10 July, 20231 minute read

Tag your cloud resources with their repository

An effective tagging strategy is a must-have for organizations relying on the cloud. A clear tagging strategy makes infrastructure ownership obvious, enables granular cost-reporting, and so much more. Something else that’s great about tagging is you don’t need to do it all upfront.

Terraform can automatically tag managed resources with the default_tags AWS provider option, and CloudFormation supports stack-level tags which works similarly to default_tags. Due to the existence of these features, you can build and validate your app and defer worrying about your tagging strategy until after you’ve found product-market fit and start running into cost issues.
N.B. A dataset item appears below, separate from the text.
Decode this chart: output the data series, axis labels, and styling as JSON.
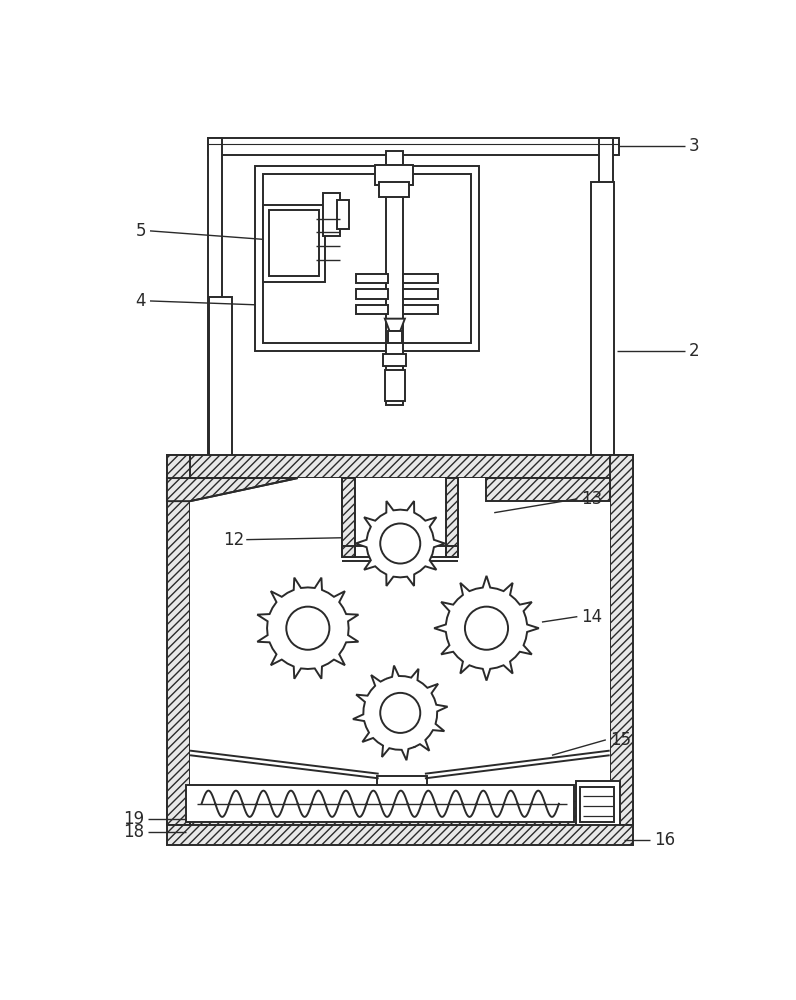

In terms of designing your tagging strategy, LucidChart actually have a pretty good article on AWS tagging best practices which covers most of the things you should be thinking about. The one thing I’d add to their article is that tags can be an extremely powerful debugging tool if you build in some affordances.

To be brief: add the project’s Git repository to one of your tags. Keep it really simple, like repository=your-company/some-projects-infra. In an environment that prefers monorepo, this can be a path inside your monorepo instead of an actual repository name.

The benefit of doing this is that if you find some misbehaving infrastructure you can look at its tags and immediately see where the relevant IaC is located. People are usually pretty good at adding a project or team tag which are somewhat helpful for locating the code, but having the repository straight up listed in your tags cuts out any possibility for confusion. It’s unfortunately not always obvious where a project’s infrastructure is defined.